No Humour Potential Whatsoever
Hello all - sorry about the lack of updates for the last couple of days, I've actually been POORLY. Worse than that - i've been PROPER poorly.
My extreme need for a KIP on Sunday transmuted into lethargy, FEVERS, shivering and shaking, swollen GLANDS, stiffness, headache, and... well, not to put TOO fine a point on it, a massive rash across my backside that makes me look like one of those RUDE MONKEYS. MAN! You can ACTUALLY (really!) feel the HEAT coming off it from a distance, THROUGH CLOTHES. It is really something.
THUS i spent most of Monday and Tuesday in bed feeling VERY sorry for myself, although being EXCELLENTLY nursed by The Pestle In My Mortar, who gently asked last night that i ring NHS Direct to find out what's going on. This i did, and was AFEARED to find out that they thought I had either IMPETIGO or SHINGLES! YIPE! also OH NO! Either of these could have BIG implications - my sister's over from Dubai this week with my two nephews, and I'd already missed seeing them on Monday, but this could mean i couldn't see them AT ALL. It also THREW next week in Cornwall into Question - even if i was WELL enough to go, i couldn't really BE around Tim and Emma's girls if i had something as CONTAGIOUS and DANGEROUS to children!

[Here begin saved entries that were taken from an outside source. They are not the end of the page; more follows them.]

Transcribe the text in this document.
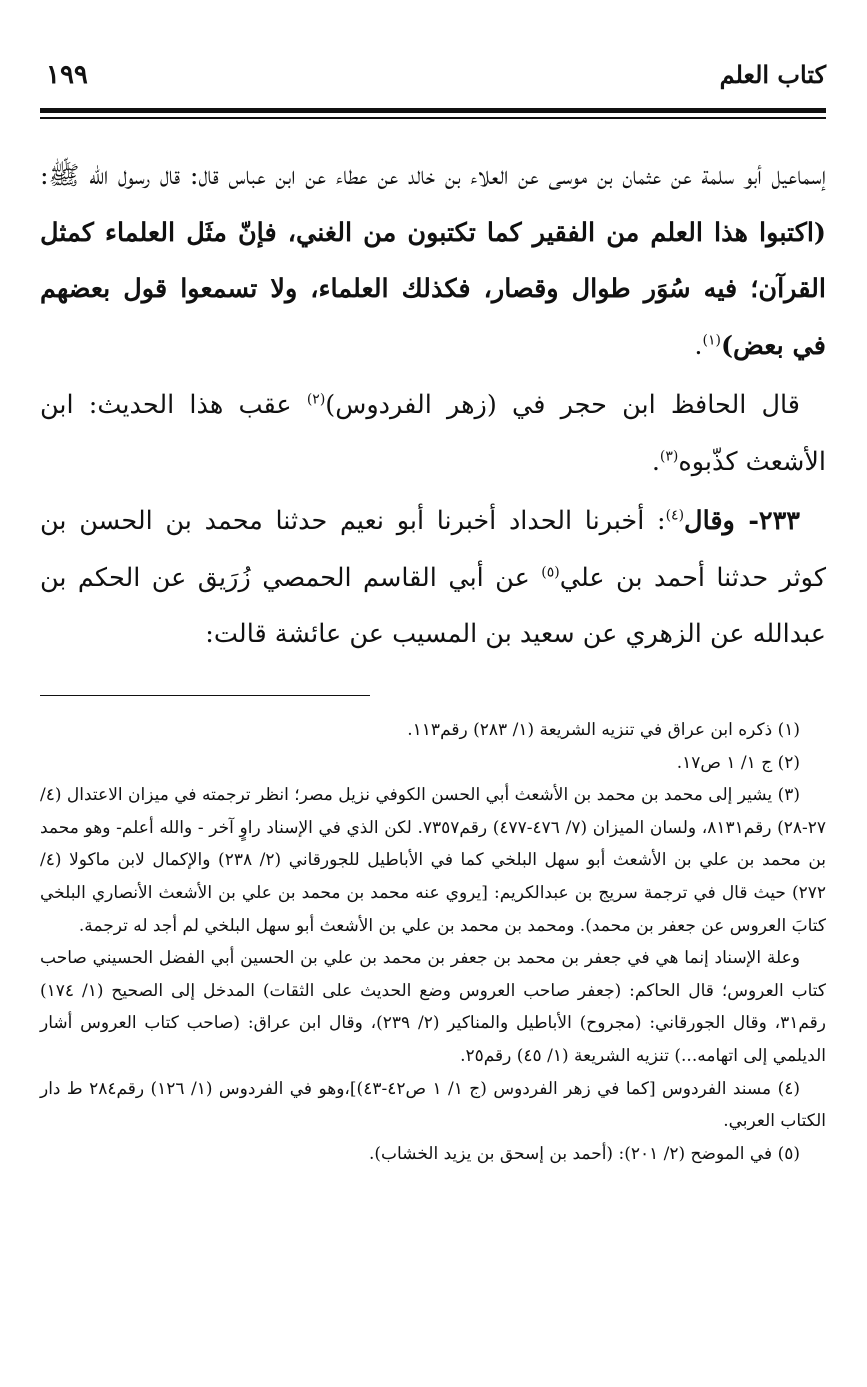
كتاب العلم
١٩٩

إسماعيل أبو سلمة عن عثمان بن موسى عن العلاء بن خالد عن عطاء عن ابن عباس قال: قال رسول الله ﷺ: (اكتبوا هذا العلم من الفقير كما تكتبون من الغني، فإنّ مثَل العلماء كمثل القرآن؛ فيه سُوَر طوال وقصار، فكذلك العلماء، ولا تسمعوا قول بعضهم في بعض)$^{(١)}$.

قال الحافظ ابن حجر في (زهر الفردوس)$^{(٢)}$ عقب هذا الحديث: ابن الأشعث كذّبوه$^{(٣)}$.

٢٣٣- وقال$^{(٤)}$: أخبرنا الحداد أخبرنا أبو نعيم حدثنا محمد بن الحسن بن كوثر حدثنا أحمد بن علي$^{(٥)}$ عن أبي القاسم الحمصي زُرَيق عن الحكم بن عبدالله عن الزهري عن سعيد بن المسيب عن عائشة قالت:

(١) ذكره ابن عراق في تنزيه الشريعة (١/ ٢٨٣) رقم١١٣.

(٢) ج ١/ ١ ص١٧.

(٣) يشير إلى محمد بن محمد بن الأشعث أبي الحسن الكوفي نزيل مصر؛ انظر ترجمته في ميزان الاعتدال (٤/ ٢٧-٢٨) رقم٨١٣١، ولسان الميزان (٧/ ٤٧٦-٤٧٧) رقم٧٣٥٧. لكن الذي في الإسناد راوٍ آخر - والله أعلم- وهو محمد بن محمد بن علي بن الأشعث أبو سهل البلخي كما في الأباطيل للجورقاني (٢/ ٢٣٨) والإكمال لابن ماكولا (٤/ ٢٧٢) حيث قال في ترجمة سريج بن عبدالكريم: [يروي عنه محمد بن محمد بن علي بن الأشعث الأنصاري البلخي كتابَ العروس عن جعفر بن محمد). ومحمد بن محمد بن علي بن الأشعث أبو سهل البلخي لم أجد له ترجمة.

وعلة الإسناد إنما هي في جعفر بن محمد بن جعفر بن محمد بن علي بن الحسين أبي الفضل الحسيني صاحب كتاب العروس؛ قال الحاكم: (جعفر صاحب العروس وضع الحديث على الثقات) المدخل إلى الصحيح (١/ ١٧٤) رقم٣١، وقال الجورقاني: (مجروح) الأباطيل والمناكير (٢/ ٢٣٩)، وقال ابن عراق: (صاحب كتاب العروس أشار الديلمي إلى اتهامه...) تنزيه الشريعة (١/ ٤٥) رقم٢٥.

(٤) مسند الفردوس [كما في زهر الفردوس (ج ١/ ١ ص٤٢-٤٣)]،وهو في الفردوس (١/ ١٢٦) رقم٢٨٤ ط دار الكتاب العربي.

(٥) في الموضح (٢/ ٢٠١): (أحمد بن إسحق بن يزيد الخشاب).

OH NO!
This morning I went in to see my LOVELY GP, Dr Sharma (he really is a LOVELY GP) who took a look at my BEACON BUM and told me i actually have ACUTE CELLULITIS, which is due to my Psoriasis. I don't know if I've mentioned this before here, but HEY! we're all friends right? Psoriasis is like SCABBY BITS on the skin, it's a bit annoying but not anything Life Impinging - if you'd REALLY like to see a picture you can see what Mr Frankie Machine calls my "zombie elbows" in the gallery of our gig in LEEDS.

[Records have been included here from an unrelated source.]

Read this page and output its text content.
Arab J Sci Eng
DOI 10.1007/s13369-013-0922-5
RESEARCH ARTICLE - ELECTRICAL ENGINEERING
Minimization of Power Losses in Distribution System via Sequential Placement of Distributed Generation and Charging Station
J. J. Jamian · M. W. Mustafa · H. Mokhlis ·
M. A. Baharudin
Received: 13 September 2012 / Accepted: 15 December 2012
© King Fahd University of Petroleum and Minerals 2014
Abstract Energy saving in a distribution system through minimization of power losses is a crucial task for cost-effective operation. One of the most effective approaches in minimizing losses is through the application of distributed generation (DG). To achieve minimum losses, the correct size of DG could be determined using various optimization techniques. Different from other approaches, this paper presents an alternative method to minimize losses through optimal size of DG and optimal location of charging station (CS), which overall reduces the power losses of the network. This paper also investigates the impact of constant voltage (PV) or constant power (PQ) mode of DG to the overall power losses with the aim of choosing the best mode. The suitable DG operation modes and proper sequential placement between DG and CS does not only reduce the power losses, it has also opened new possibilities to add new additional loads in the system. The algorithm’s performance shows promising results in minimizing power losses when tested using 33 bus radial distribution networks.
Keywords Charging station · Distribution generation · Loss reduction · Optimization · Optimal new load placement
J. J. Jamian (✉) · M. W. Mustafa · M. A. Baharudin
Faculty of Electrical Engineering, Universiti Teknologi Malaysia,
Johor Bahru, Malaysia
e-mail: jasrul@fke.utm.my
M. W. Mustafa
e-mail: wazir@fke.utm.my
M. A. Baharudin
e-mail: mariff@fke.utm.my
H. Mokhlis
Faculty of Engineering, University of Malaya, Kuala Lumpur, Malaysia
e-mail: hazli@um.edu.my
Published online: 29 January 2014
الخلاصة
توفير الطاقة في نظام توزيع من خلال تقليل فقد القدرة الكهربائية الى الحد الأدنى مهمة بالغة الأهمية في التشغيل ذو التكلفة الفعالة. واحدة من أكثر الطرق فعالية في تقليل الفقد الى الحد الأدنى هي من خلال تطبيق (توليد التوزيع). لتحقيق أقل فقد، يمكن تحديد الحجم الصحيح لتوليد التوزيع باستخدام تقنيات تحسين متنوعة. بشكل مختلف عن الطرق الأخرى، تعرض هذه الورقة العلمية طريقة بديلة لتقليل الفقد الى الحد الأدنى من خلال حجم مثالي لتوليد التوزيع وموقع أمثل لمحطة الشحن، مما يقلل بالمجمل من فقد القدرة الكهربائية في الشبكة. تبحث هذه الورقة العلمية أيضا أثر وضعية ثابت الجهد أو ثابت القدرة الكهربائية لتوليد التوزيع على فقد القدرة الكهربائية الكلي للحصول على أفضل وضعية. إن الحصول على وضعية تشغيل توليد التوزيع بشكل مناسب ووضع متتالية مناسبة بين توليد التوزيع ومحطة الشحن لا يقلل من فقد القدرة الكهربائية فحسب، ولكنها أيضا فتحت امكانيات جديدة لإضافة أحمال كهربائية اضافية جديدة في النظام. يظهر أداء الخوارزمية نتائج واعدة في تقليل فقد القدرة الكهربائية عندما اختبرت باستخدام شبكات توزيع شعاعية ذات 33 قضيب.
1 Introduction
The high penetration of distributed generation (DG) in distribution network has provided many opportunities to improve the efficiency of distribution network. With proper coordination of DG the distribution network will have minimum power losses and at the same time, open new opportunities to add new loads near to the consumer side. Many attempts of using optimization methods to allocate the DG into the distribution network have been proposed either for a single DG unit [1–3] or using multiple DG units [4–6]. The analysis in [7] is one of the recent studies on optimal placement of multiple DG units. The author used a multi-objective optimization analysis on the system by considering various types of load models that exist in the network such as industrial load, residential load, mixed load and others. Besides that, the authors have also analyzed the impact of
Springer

It's not particularly exciting though, don't feel you have to. ANYWAY, he gave me a prescription and i was MUCH relieved - it's not infectious, it's not life threatening, and it's not really MY FAULT either. Oh the ignominy if it had been alcohol poisoning! PHEW! HOWEVER!
My prescription included two courses of antibiotics, to be taken for a week, with the strict instruction to drink no alcohol whilst I'm taking them. Thus, for most of the time that we're in the studio next week i shall be unable to touch a drop of drink. If only there was some humour potential in the fact that I'll be teetotal whilst with the Validators for the week because of my huge red burning arse then we could have fun the whole time, but alas, I can think of none!

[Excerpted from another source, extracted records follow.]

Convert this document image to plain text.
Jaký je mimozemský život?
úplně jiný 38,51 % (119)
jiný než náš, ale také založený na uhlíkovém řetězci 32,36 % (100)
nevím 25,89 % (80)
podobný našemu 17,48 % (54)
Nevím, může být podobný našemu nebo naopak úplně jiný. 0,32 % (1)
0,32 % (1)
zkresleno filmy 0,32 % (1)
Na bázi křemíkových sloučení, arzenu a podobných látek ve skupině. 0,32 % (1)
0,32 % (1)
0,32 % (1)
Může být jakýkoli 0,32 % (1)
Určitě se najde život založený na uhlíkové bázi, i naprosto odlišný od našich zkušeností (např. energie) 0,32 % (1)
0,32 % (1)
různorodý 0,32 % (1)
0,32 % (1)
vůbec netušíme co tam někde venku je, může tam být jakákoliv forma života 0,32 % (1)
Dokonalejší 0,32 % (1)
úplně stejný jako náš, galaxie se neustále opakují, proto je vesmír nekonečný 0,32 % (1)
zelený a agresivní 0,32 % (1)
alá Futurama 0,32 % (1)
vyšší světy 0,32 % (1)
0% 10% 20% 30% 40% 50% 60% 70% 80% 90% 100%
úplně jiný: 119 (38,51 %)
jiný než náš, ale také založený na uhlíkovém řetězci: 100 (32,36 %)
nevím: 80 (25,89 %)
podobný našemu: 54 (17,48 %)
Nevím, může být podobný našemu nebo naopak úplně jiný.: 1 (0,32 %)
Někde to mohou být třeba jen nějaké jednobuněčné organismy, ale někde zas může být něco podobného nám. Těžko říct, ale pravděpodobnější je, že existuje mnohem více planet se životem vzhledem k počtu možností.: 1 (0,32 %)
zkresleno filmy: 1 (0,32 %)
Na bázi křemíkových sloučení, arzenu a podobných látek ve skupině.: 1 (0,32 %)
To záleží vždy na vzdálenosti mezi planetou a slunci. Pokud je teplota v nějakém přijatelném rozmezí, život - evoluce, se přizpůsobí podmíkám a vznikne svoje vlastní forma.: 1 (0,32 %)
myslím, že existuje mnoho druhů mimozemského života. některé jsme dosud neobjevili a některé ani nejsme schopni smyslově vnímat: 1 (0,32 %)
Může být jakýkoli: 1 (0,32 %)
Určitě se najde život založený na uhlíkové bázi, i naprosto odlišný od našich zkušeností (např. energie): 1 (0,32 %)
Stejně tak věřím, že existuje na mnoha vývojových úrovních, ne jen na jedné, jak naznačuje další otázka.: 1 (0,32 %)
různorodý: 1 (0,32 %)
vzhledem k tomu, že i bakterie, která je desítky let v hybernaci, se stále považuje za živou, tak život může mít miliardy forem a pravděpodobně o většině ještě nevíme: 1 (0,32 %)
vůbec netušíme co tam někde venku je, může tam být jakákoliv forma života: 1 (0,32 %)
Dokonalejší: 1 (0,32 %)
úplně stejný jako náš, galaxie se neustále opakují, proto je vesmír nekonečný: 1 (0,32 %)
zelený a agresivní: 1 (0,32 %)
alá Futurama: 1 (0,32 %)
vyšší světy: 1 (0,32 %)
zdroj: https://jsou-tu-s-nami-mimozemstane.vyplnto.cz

And I'm sure the Vlads won't find it mirthful either.
A Very Busy Weekend
Oh the mad social whirl! On Friday morning The Chick Pea In My Hummus and I headed for FOLKESTONE, their to attend the grand society wedding of Clare and Pauly (the noted interweb hundredaire), and we had a BLOODY GRATE time. It was really nice to be at a wedding where I didn't have to actually DO anything, and as soon as we got on the BUS to the CASTLE (oh yes! It was in a CASTLE!) we could sit back, relax, and be gently moved from place to place throughout the day. THUS we did PIMMS, Ceremony (aah! Pauly seeing Clare for the first time! ), Champagne, Lunch, Speeches (i LOVE Wedding Speeches), BEER, Ceilidh (sp?) Band (DANCING!), DISCO (even MORE DANCING!) and then bus home, this last featuring SPIRITED SINGING, even tho we were hard pressed to find a song that any of us knew more than two full lines of. It was a lovely day full of lovely people. HOORAy!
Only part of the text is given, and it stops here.